Store Batch Import Metadata to Save Yourself Time Later

Batch data imports are tricky to build. You need to make sure the data is valid, and, most importantly, you need to correctly map that data to your domain. In my experience, that last part is difficult.

Recently, I ran into an issue where having a robust import saved me a lot of headaches and manual work. Our import created several related models in the system. One subtle but important model was not created, preventing users from accessing a critical part of the application. Luckily, I was able to debug and fix this issue quickly because our import did two very important things:

  1. It stored the import file.
  2. It stored import metadata.

Storing the Import File

When a new import was created, our system stored the CSV containing the data in S3. This allowed me to use the same file when developing a fix, and it enabled me to write an automated test case that exercised the fix using that data. Now, we can quickly catch any regressions that occur with that particular extensive data set.

Storing Import Metadata

Storing the import metadata was by far the biggest timesaver. The import was complicated; it created a big tree of new resources in the system. If I didn’t track which resources were created or modified via the import, trying to uncover which entities needed the fix would have been very time-consuming.

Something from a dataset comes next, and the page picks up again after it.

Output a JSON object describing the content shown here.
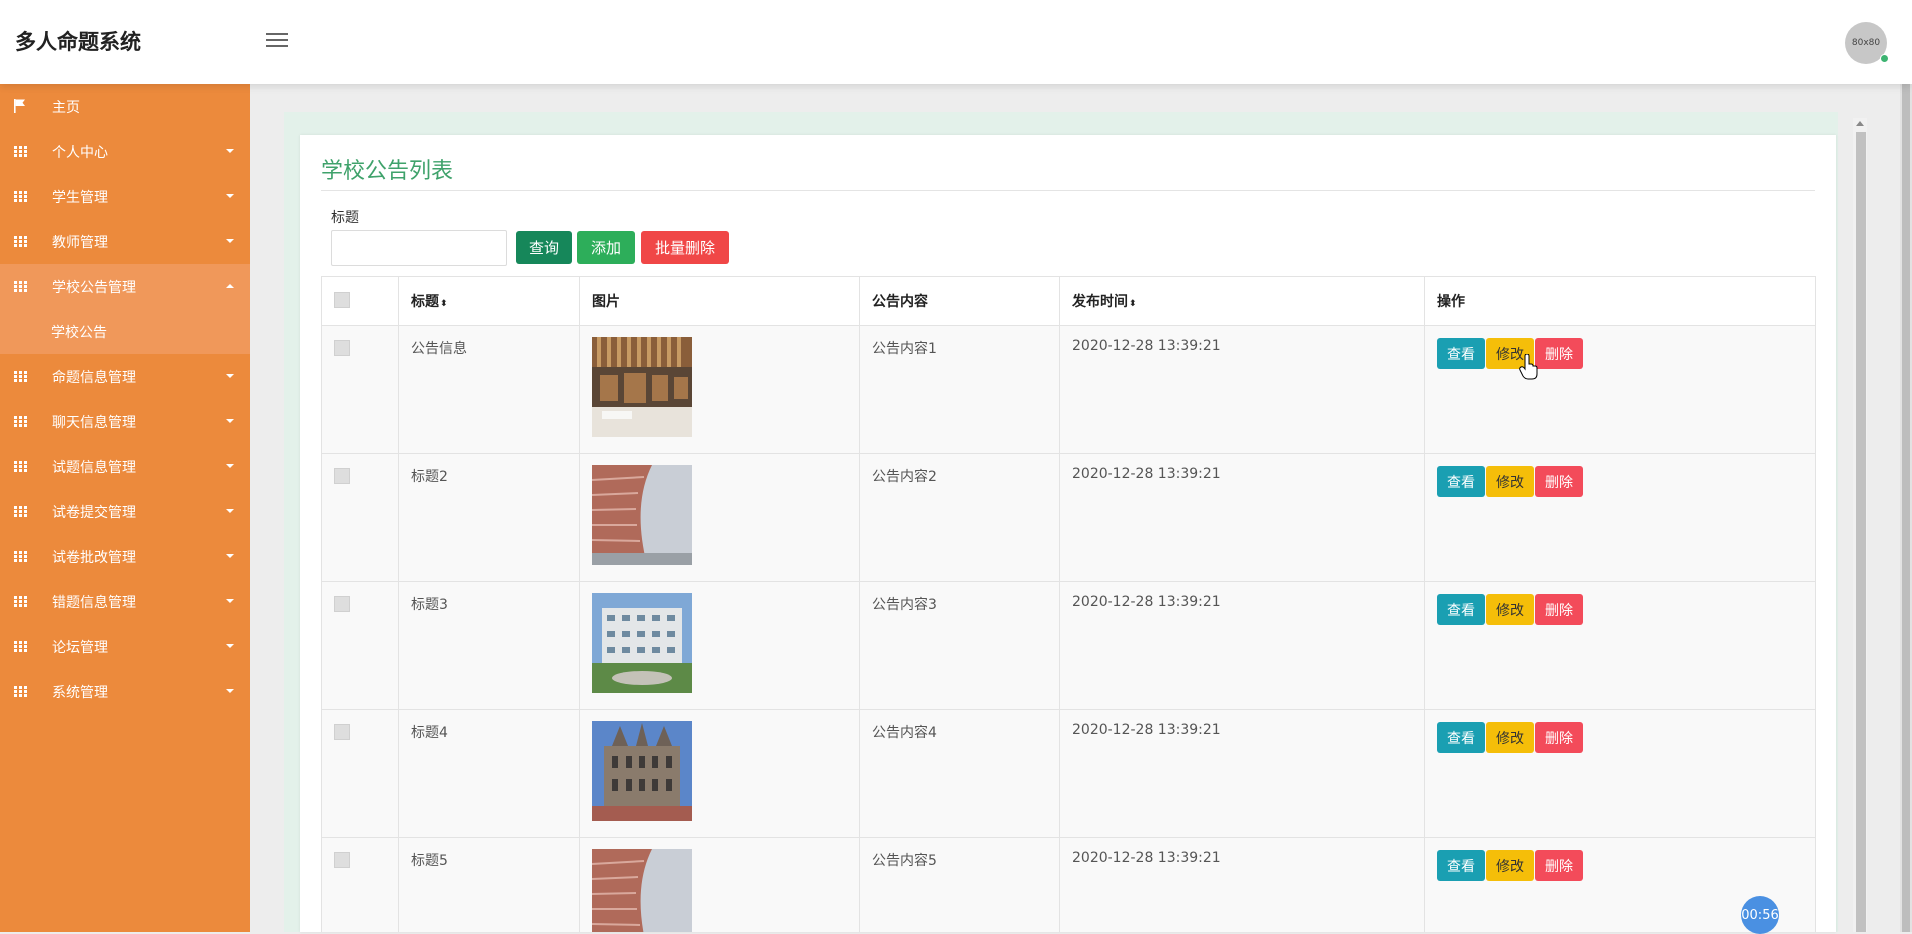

Tracking the metadata was actually pretty straightforward. In our Rails back end, we had two models that represented an import. BatchImport was the top-level model that stored metadata about the import. For each action taken, we stored information about that action in BatchImportEntry. Here is what those two models look like:

    class BatchImport
      has_many :batch_import_entries
      # also store started_at, finished_at, status, notes

    class BatchImportEntry
      belongs_to :batch_import
      belongs_to :resource, polymorphic: true

In order to fix the issue, I was able to write a script that iterated through the top-level entries in the trees that were created and made sure the missing entry was created below it. It was as simple as this:

    BatchImport.where('finished_at IS NOT NULL').each do |import|
      import.entries.where(type: 'Program').each do |entry|
        # create new model related to this resource

Batch imports are tricky, and debugging them when things go wrong can be very difficult if you don’t store information about the import. You can save yourself a headache and a lot of time by building some import auditing into your next batch import.